Some 70% of our AMIT students graduated high school this year with a full bagrut diploma. Nationally, only 52% of all Israeli high school students graduate with a bagrut diploma.
Today there are some 100,000 alumni of AMIT schools living and working in Israel. They can be found in all walks of life: in education, social work, medicine, law, business, the arts and the Israel Defense Forces. At least one AMIT alumnus has served as a member of the Israeli Knesset.
Many children in the AMIT Network benefit from intensive tutorials, which provide the extra help and skills these youngsters need to overcome their poverty and family instability. The impressive percentage of AMIT students doing well on the bagrut (national matriculation examinations) is due in part to our tutorial program.

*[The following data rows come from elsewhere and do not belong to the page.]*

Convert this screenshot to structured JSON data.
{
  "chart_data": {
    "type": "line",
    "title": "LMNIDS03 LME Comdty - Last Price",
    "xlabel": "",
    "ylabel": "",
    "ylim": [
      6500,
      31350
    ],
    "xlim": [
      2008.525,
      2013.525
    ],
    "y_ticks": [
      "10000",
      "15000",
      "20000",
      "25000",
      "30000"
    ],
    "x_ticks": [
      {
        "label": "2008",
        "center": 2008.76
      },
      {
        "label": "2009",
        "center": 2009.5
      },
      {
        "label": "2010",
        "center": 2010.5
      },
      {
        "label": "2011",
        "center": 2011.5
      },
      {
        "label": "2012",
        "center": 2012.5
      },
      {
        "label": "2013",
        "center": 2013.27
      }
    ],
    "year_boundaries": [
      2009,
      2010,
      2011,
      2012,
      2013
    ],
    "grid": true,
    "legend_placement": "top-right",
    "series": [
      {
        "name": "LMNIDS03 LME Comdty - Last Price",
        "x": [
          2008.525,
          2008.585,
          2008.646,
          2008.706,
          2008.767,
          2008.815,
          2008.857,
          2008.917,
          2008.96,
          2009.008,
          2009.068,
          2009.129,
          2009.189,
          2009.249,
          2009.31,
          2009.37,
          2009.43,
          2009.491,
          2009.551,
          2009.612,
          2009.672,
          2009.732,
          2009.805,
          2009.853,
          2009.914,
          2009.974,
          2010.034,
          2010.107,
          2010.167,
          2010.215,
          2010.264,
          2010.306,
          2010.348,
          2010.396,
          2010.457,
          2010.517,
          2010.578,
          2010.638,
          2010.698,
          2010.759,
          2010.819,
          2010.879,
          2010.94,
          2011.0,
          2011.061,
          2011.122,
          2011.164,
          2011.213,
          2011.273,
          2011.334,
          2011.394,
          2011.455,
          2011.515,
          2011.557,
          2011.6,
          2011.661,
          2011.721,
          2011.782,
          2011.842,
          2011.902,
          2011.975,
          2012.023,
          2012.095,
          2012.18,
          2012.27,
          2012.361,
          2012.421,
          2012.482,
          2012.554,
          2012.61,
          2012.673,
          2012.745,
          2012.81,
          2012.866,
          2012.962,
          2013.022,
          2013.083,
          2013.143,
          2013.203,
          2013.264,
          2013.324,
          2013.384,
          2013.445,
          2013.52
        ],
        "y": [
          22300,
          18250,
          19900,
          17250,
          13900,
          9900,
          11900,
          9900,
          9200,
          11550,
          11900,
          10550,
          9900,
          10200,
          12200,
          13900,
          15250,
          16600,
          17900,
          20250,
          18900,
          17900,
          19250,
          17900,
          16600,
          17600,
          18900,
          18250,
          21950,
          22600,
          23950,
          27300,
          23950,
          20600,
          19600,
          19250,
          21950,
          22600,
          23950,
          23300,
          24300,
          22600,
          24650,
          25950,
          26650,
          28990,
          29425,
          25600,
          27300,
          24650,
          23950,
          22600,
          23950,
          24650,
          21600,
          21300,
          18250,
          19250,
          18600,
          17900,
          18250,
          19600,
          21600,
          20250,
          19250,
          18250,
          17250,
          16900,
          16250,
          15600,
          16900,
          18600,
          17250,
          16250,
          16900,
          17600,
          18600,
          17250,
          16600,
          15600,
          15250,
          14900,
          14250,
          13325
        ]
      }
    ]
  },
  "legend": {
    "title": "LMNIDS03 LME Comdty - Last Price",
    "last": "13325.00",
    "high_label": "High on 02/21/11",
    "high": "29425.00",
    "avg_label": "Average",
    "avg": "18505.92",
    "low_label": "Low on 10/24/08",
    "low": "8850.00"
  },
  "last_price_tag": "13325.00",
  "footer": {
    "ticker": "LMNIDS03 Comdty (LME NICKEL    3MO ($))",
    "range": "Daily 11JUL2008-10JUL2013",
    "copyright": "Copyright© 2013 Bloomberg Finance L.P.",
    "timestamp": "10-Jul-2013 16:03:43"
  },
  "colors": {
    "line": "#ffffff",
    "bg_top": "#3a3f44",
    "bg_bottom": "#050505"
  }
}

AMIT provides our students with individualized counseling, so essential for children who have endured the trauma of severely dysfunctional family life and/or live with the constant fear of terrorist bombings and attacks.
AMIT students are shining nationally and internationally! Most recently:
- Elchanan Bloch and Avshalom Adler, of Yeshivat AMIT B'levav Shalem in Yerucham, reached the National Bible Competition finals. Elchanan and Avshalom reached this stage after successfully completing arduous written tests. They are among only six students from the religious education sector across Israel to reach the national finals. Elchanan won first place with 100 points out of 100, with Avshalom a close second. (The National Bible Competition finals will be held at the end of March.)
- Tal Ben Shushan, an 11th grade student at the AMIT Eisenberg Junior and Senior High School for Girls in Tel Aviv, won first place in a national anti-violence poster competition.
- Rachel Geseseh, a 9th grade student at the AMIT Shachar Junior and Senior High School for Girls in Beit Shemesh, recently won a Ministry of Education sponsored contest called "The Proverb as a Mirror of Our People."
AMIT students aren't the only one's winning awards... our teachers are often recognized for excellence as well!
- The Religious Education Administration of the Israel Ministry of Education recently announced its list of the 100 best teachers of the year, and five AMIT educators made the cut.
- In February, Yaffa Farjun-Shemesh, principal of AMIT Tzfat High School for Girls, was chosen as an outstanding principal of the northern region by the Ministry of Education.